Con frecuencia me sorprende la recurrencia de determinados números y aunque no soy supersticiosa me gusta pensar que su presencia rítmica y musical rige en parte nuestra vida y la conecta con lo ilimitado. Tampoco me desagrada la idea pitagórica de la transmigración del alma, aunque en una cuestión de tal trascendencia no puedo sino declararme agnóstica. El concepto del infinito, de la nada, de la divinidad, me producen un vértigo en el que el conocimiento naufraga y es tentador aferrarse a la fe en algo superior que dé explicación a lo humanamente incomprensible. Estoy con Kant en la complementariedad de intuiciones y conceptos.

Uno de mis números preferidos es el 13. Mi familia ‘inmediata’ está compuesta por 13 miembros desde el 12 del 12 de 2015, con el nacimiento del más pequeño, mi ahijado Pablo Albaladejo Guarino; yo nací un 13 de marzo, y 33 años después también un 13 de marzo nació mi única hija, convirtiéndose en el mejor regalo de cumpleaños de mi vida, que espero me acompañe hasta el fin de mis días y siga colmándome de satisfacciones.

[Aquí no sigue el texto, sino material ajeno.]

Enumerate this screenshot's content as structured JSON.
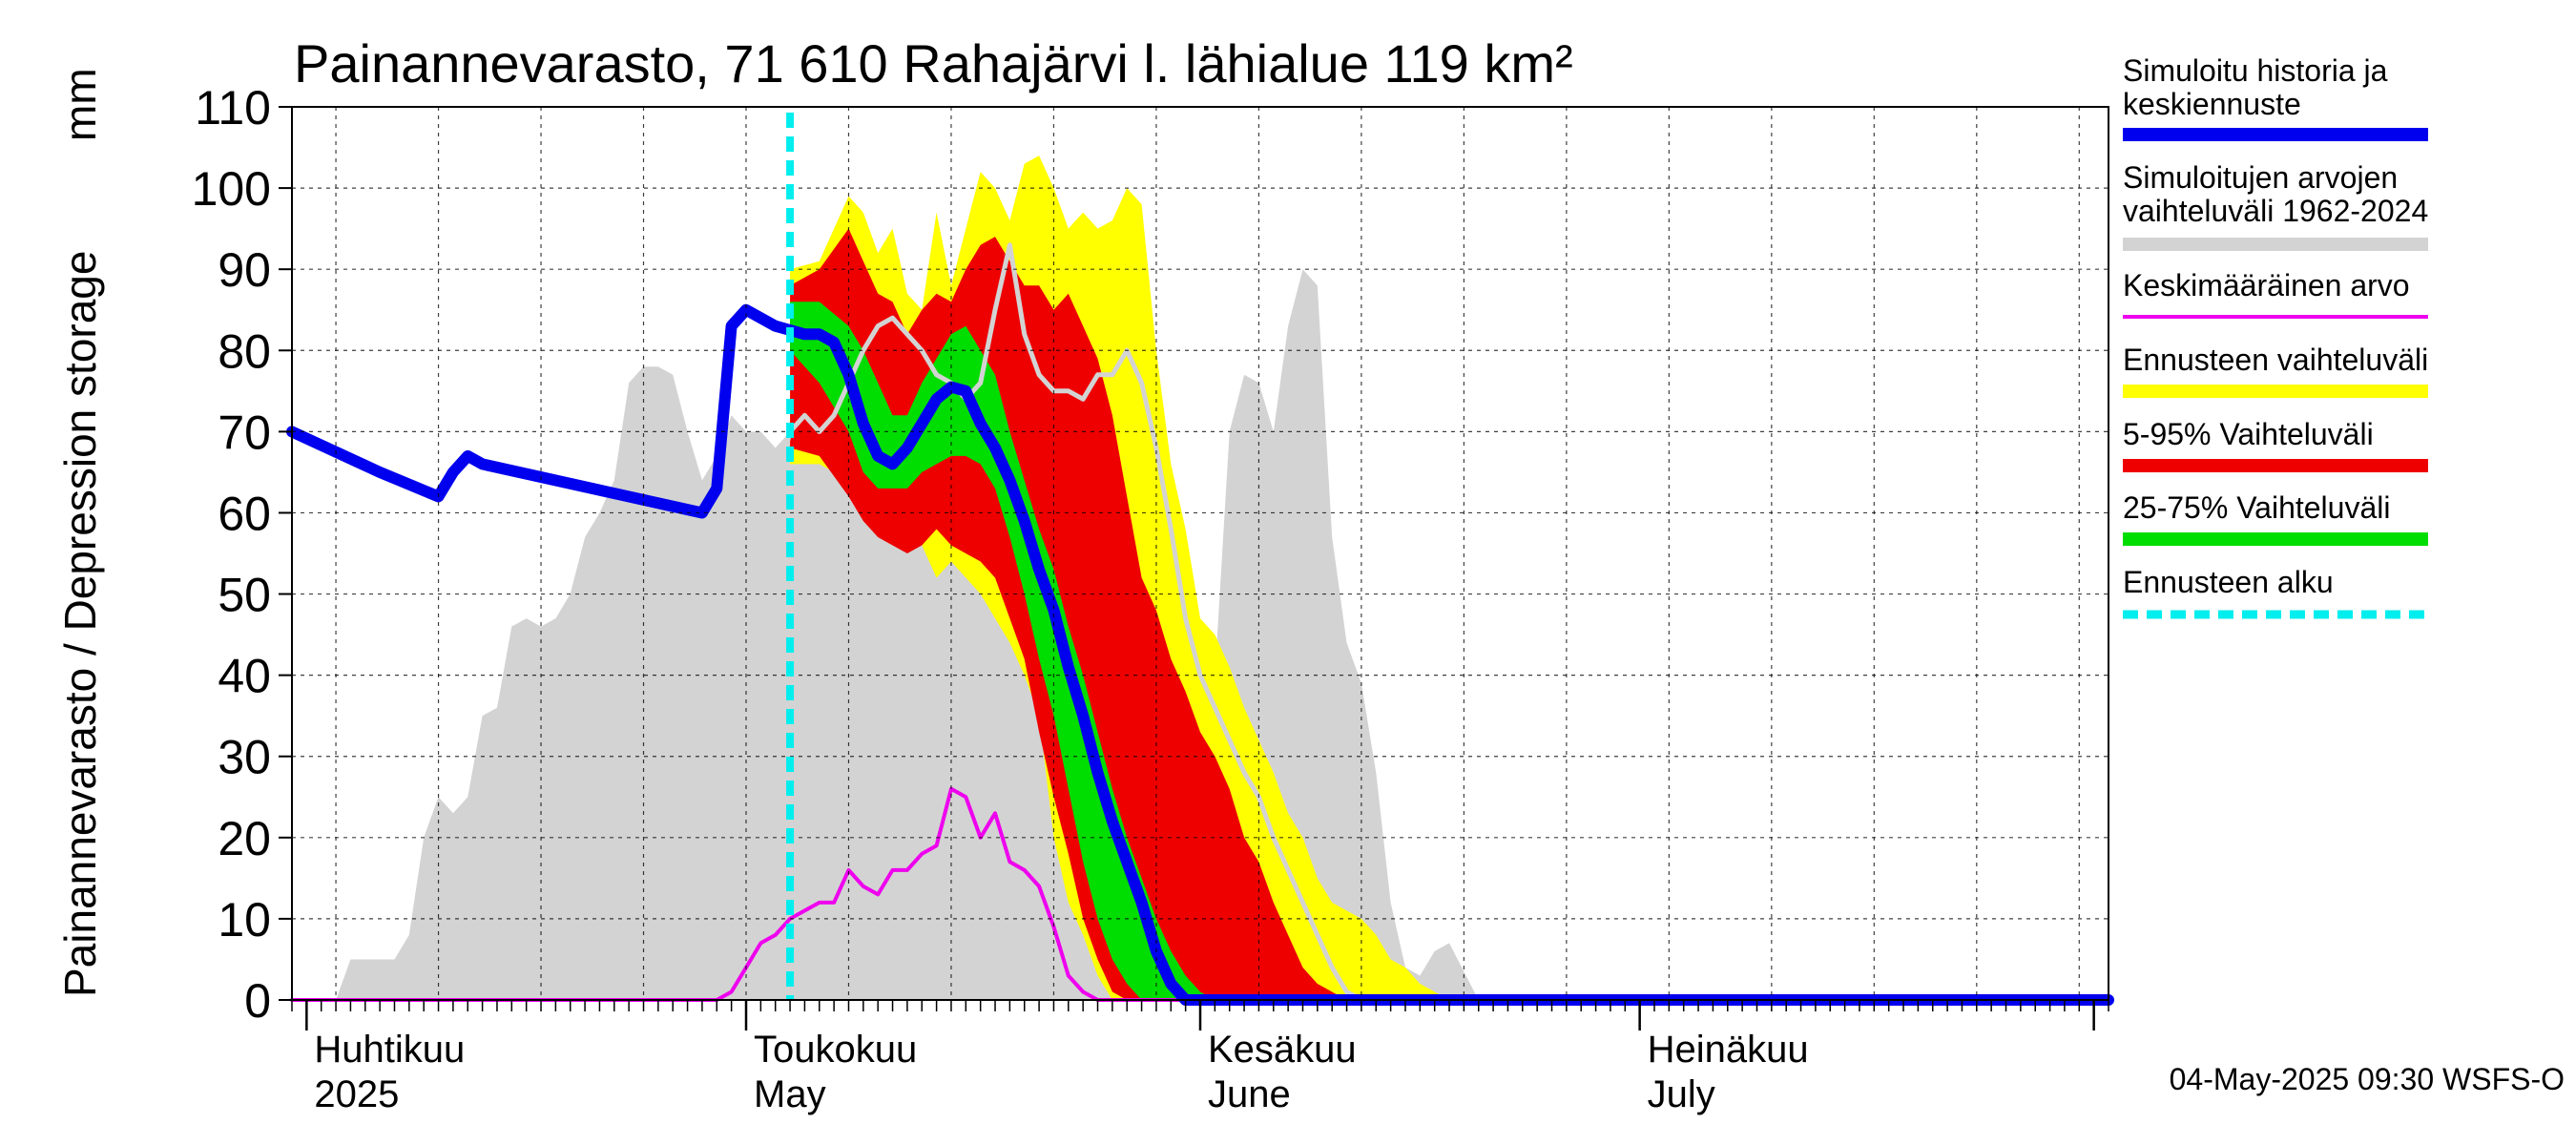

El año pasado, en que mi padre cumplió los 77 años, el 77 parecía perseguirme y hasta la matrícula de mi coche, adquirido en 2019, contiene fortuitamente esa cifra. Noches pasadas hablando con unos amigos de esta cuestión, uno de ellos, Jerónimo, me dijo que el 77 fue el año de su matrimonio y en el que aprobó su oposición, y también Paquita Moya, que nos acompañaba, cumplió 77 divinos años en él, los mismos que mi querida Pepa, que nos dejó apenas hace unos meses y a la que ayer recordaba en estas páginas.

El tercer número recurrente en mi vida es el 27: el preferido de mi prima Montse Solá, de mi cuñado Paco y de mi Rosa Hernández, y el que lucieron los portales de mi casa en el barrio de la Concordia de Sabadell, en el carrer Lluis Vives, donde viví hasta principios del 83, y el de casa de mis abuelos en el carrer Lluçanés, en Can Oriach, el oasis de mi infancia.

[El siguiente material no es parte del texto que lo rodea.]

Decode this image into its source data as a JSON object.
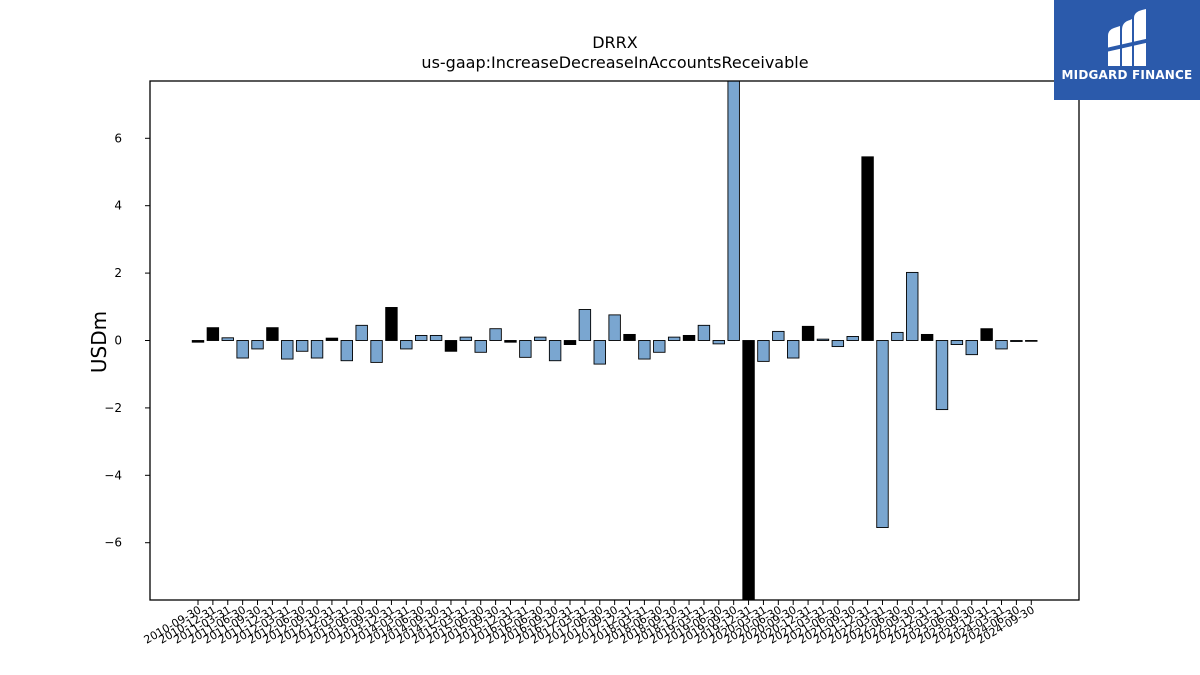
{
  "chart_data": {
    "type": "bar",
    "title": "DRRX",
    "subtitle": "us-gaap:IncreaseDecreaseInAccountsReceivable",
    "xlabel": "",
    "ylabel": "USDm",
    "ylim": [
      -7.7,
      7.7
    ],
    "yticks": [
      -6,
      -4,
      -2,
      0,
      2,
      4,
      6
    ],
    "ytick_labels": [
      "−6",
      "−4",
      "−2",
      "0",
      "2",
      "4",
      "6"
    ],
    "grid": false,
    "categories": [
      "2010-09-30",
      "2010-12-31",
      "2011-03-31",
      "2011-06-30",
      "2011-09-30",
      "2011-12-31",
      "2012-03-31",
      "2012-06-30",
      "2012-09-30",
      "2012-12-31",
      "2013-03-31",
      "2013-06-30",
      "2013-09-30",
      "2013-12-31",
      "2014-03-31",
      "2014-06-30",
      "2014-09-30",
      "2014-12-31",
      "2015-03-31",
      "2015-06-30",
      "2015-09-30",
      "2015-12-31",
      "2016-03-31",
      "2016-06-30",
      "2016-09-30",
      "2016-12-31",
      "2017-03-31",
      "2017-06-30",
      "2017-09-30",
      "2017-12-31",
      "2018-03-31",
      "2018-06-30",
      "2018-09-30",
      "2018-12-31",
      "2019-03-31",
      "2019-06-30",
      "2019-09-30",
      "2019-12-31",
      "2020-03-31",
      "2020-06-30",
      "2020-09-30",
      "2020-12-31",
      "2021-03-31",
      "2021-06-30",
      "2021-09-30",
      "2021-12-31",
      "2022-03-31",
      "2022-06-30",
      "2022-09-30",
      "2022-12-31",
      "2023-03-31",
      "2023-06-30",
      "2023-09-30",
      "2023-12-31",
      "2024-03-31",
      "2024-06-30",
      "2024-09-30"
    ],
    "values": [
      -0.05,
      0.38,
      0.08,
      -0.52,
      -0.25,
      0.38,
      -0.55,
      -0.32,
      -0.52,
      0.07,
      -0.6,
      0.45,
      -0.65,
      0.98,
      -0.25,
      0.15,
      0.15,
      -0.32,
      0.1,
      -0.35,
      0.35,
      -0.05,
      -0.5,
      0.1,
      -0.6,
      -0.12,
      0.92,
      -0.7,
      0.76,
      0.18,
      -0.55,
      -0.35,
      0.1,
      0.15,
      0.45,
      -0.1,
      7.7,
      -7.7,
      -0.62,
      0.27,
      -0.52,
      0.42,
      0.04,
      -0.18,
      0.12,
      5.45,
      -5.55,
      0.24,
      2.02,
      0.18,
      -2.05,
      -0.12,
      -0.42,
      0.35,
      -0.25,
      -0.03,
      -0.02
    ],
    "bar_colors": [
      "#000000",
      "#000000",
      "#7aa6d0",
      "#7aa6d0",
      "#7aa6d0",
      "#000000",
      "#7aa6d0",
      "#7aa6d0",
      "#7aa6d0",
      "#000000",
      "#7aa6d0",
      "#7aa6d0",
      "#7aa6d0",
      "#000000",
      "#7aa6d0",
      "#7aa6d0",
      "#7aa6d0",
      "#000000",
      "#7aa6d0",
      "#7aa6d0",
      "#7aa6d0",
      "#000000",
      "#7aa6d0",
      "#7aa6d0",
      "#7aa6d0",
      "#000000",
      "#7aa6d0",
      "#7aa6d0",
      "#7aa6d0",
      "#000000",
      "#7aa6d0",
      "#7aa6d0",
      "#7aa6d0",
      "#000000",
      "#7aa6d0",
      "#7aa6d0",
      "#7aa6d0",
      "#000000",
      "#7aa6d0",
      "#7aa6d0",
      "#7aa6d0",
      "#000000",
      "#7aa6d0",
      "#7aa6d0",
      "#7aa6d0",
      "#000000",
      "#7aa6d0",
      "#7aa6d0",
      "#7aa6d0",
      "#000000",
      "#7aa6d0",
      "#7aa6d0",
      "#7aa6d0",
      "#000000",
      "#7aa6d0",
      "#7aa6d0",
      "#000000"
    ]
  },
  "logo": {
    "text": "MIDGARD FINANCE",
    "background": "#2b5aab",
    "icon": "midgard-logo-icon"
  }
}
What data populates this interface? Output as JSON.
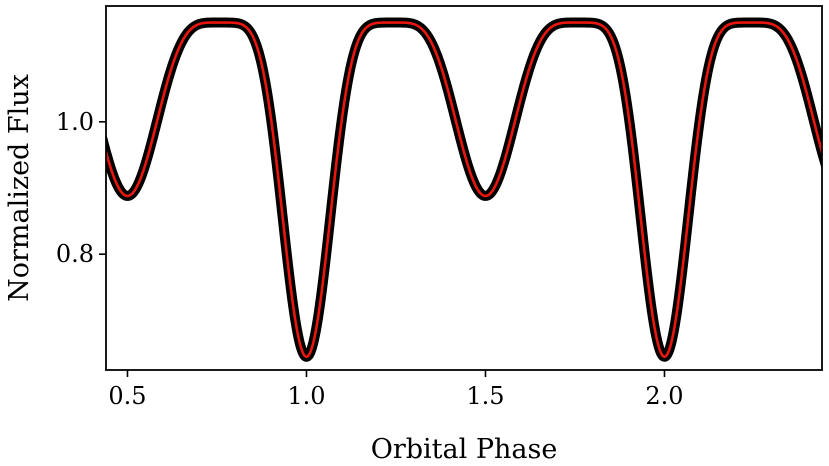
{
  "chart_data": {
    "type": "line",
    "title": "",
    "xlabel": "Orbital Phase",
    "ylabel": "Normalized Flux",
    "xlim": [
      0.44,
      2.44
    ],
    "ylim": [
      0.625,
      1.175
    ],
    "xticks": [
      0.5,
      1.0,
      1.5,
      2.0
    ],
    "xtick_labels": [
      "0.5",
      "1.0",
      "1.5",
      "2.0"
    ],
    "yticks": [
      0.8,
      1.0
    ],
    "ytick_labels": [
      "0.8",
      "1.0"
    ],
    "grid": false,
    "legend": "none",
    "model": {
      "period_phase": 1.0,
      "max_flux": 1.15,
      "primary_min_phase": 1.0,
      "primary_min_flux": 0.645,
      "secondary_min_phase": 0.5,
      "secondary_min_flux": 0.888
    },
    "series": [
      {
        "role": "observed",
        "color": "#000000",
        "style": "thick"
      },
      {
        "role": "model",
        "color": "#e8160c",
        "style": "thin"
      }
    ]
  }
}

Creo que en esas coincidencias numéricas se halla un sentido oculto que armoniza mi vida de una forma misteriosamente intangible y que, como sostiene la doctrina pitagórica, condensados en la noción de límite, lo ilimitado e inaprensible toma forma, y el pensamiento me lleva a conversaciones sobre el monismo y el dualismo con Jerónimo que me retrotraen a unas noches áticas en que empezó a fraguarse nuestra imperecedera amistad, allá por el 92. Con él y con Paquita recordaba el otro día a Kant en medio de una noche de perseidas en un precioso paseo bajo un firmamento protector tachonado de estrellas.

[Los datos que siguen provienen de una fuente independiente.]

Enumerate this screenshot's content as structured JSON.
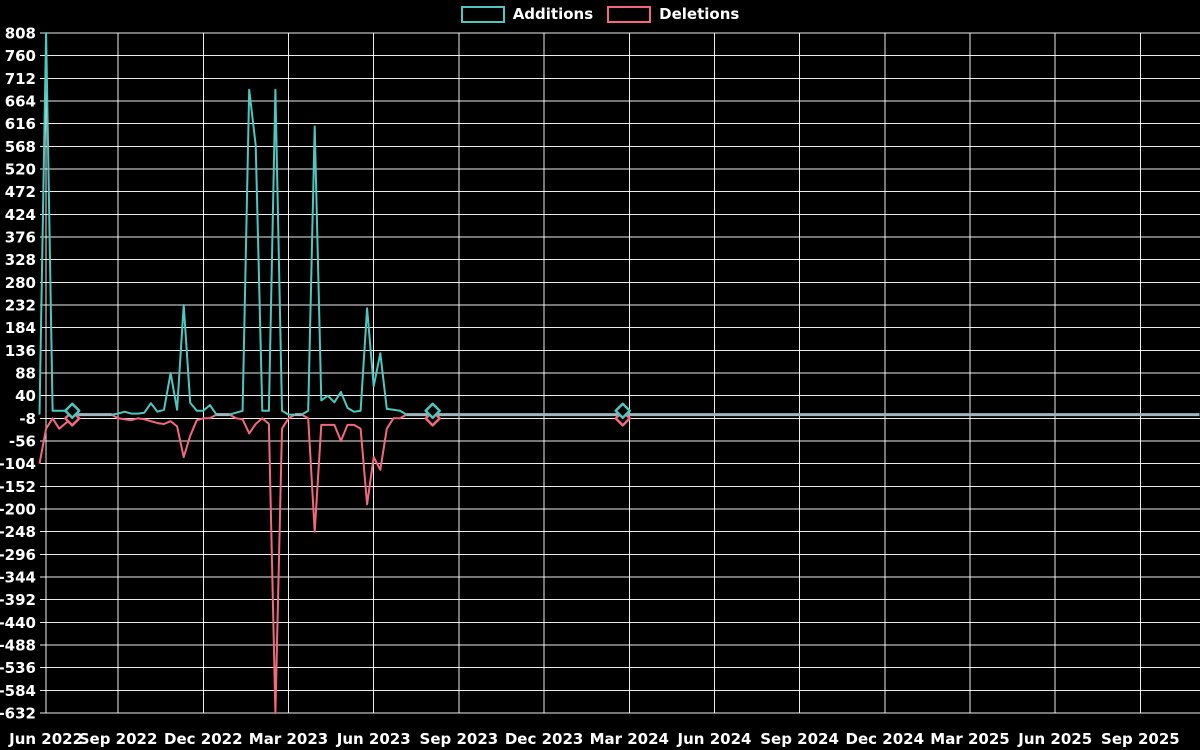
{
  "chart_data": {
    "type": "line",
    "title": "",
    "legend_position": "top",
    "grid": true,
    "grid_color": "rgba(255,255,255,0.92)",
    "overlap_line_color": "#9eb6bd",
    "background_color": "#000000",
    "y_axis": {
      "max": 808,
      "min": -632,
      "tick_step": 48,
      "tick_labels": [
        808,
        760,
        712,
        664,
        616,
        568,
        520,
        472,
        424,
        376,
        328,
        280,
        232,
        184,
        136,
        88,
        40,
        -8,
        -56,
        -104,
        -152,
        -200,
        -248,
        -296,
        -344,
        -392,
        -440,
        -488,
        -536,
        -584,
        -632
      ]
    },
    "x_axis": {
      "labels": [
        "Jun 2022",
        "Sep 2022",
        "Dec 2022",
        "Mar 2023",
        "Jun 2023",
        "Sep 2023",
        "Dec 2023",
        "Mar 2024",
        "Jun 2024",
        "Sep 2024",
        "Dec 2024",
        "Mar 2025",
        "Jun 2025",
        "Sep 2025"
      ],
      "label_weeks": [
        1,
        12,
        25,
        38,
        51,
        64,
        77,
        90,
        103,
        116,
        129,
        142,
        155,
        168
      ],
      "total_weeks": 178,
      "unit": "week"
    },
    "series": [
      {
        "name": "Additions",
        "color": "#4cc8c0"
      },
      {
        "name": "Deletions",
        "color": "#f4687f"
      }
    ],
    "sparse_weekly_values": {
      "0": [
        0,
        -104
      ],
      "1": [
        808,
        -30
      ],
      "2": [
        8,
        -8
      ],
      "3": [
        8,
        -30
      ],
      "4": [
        8,
        -18
      ],
      "5": [
        8,
        -8
      ],
      "12": [
        2,
        -8
      ],
      "13": [
        6,
        -10
      ],
      "14": [
        2,
        -12
      ],
      "15": [
        2,
        -8
      ],
      "16": [
        4,
        -10
      ],
      "17": [
        24,
        -14
      ],
      "18": [
        6,
        -18
      ],
      "19": [
        10,
        -20
      ],
      "20": [
        88,
        -14
      ],
      "21": [
        10,
        -25
      ],
      "22": [
        232,
        -90
      ],
      "23": [
        25,
        -45
      ],
      "24": [
        8,
        -12
      ],
      "25": [
        8,
        -8
      ],
      "26": [
        20,
        -8
      ],
      "30": [
        4,
        -8
      ],
      "31": [
        8,
        -10
      ],
      "32": [
        688,
        -40
      ],
      "33": [
        570,
        -20
      ],
      "34": [
        8,
        -8
      ],
      "35": [
        8,
        -20
      ],
      "36": [
        688,
        -632
      ],
      "37": [
        8,
        -30
      ],
      "38": [
        0,
        -8
      ],
      "41": [
        8,
        -8
      ],
      "42": [
        610,
        -248
      ],
      "43": [
        30,
        -22
      ],
      "44": [
        40,
        -22
      ],
      "45": [
        26,
        -22
      ],
      "46": [
        48,
        -56
      ],
      "47": [
        14,
        -22
      ],
      "48": [
        6,
        -22
      ],
      "49": [
        8,
        -30
      ],
      "50": [
        225,
        -190
      ],
      "51": [
        60,
        -90
      ],
      "52": [
        130,
        -117
      ],
      "53": [
        12,
        -30
      ],
      "54": [
        10,
        -8
      ],
      "55": [
        8,
        -8
      ]
    },
    "markers": [
      {
        "week": 5,
        "additions": 8,
        "deletions": -8
      },
      {
        "week": 60,
        "additions": 8,
        "deletions": -8
      },
      {
        "week": 89,
        "additions": 8,
        "deletions": -8
      }
    ]
  }
}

Con su portentosa memoria, Jerónimo repetía en castellano (aunque podría haberlo hecho perfectamente en alemán) las palabras del filósofo en su Crítica de la razón práctica, que le sirven de epitafio: «Dos cosas llenan mi ánimo de creciente admiración y respeto, a medida que pienso y profundizo en ellas: el cielo estrellado sobre mí y la ley moral dentro de mí…», palabras que volvieron a salir a relucir en una noche plácida en el paseo Alfonso X ante un delicioso granizado de coco en la heladería Chambi de Murcia junto a Rosa Lorca y a un sacerdote, Joaquín Sánchez (‘el Pipo’), otro amigo que tengo la suerte de que me siga acompañando desde los tiempos ya lejanos del Bachiller, en el IES Poeta Julián Andúgar de Santomera.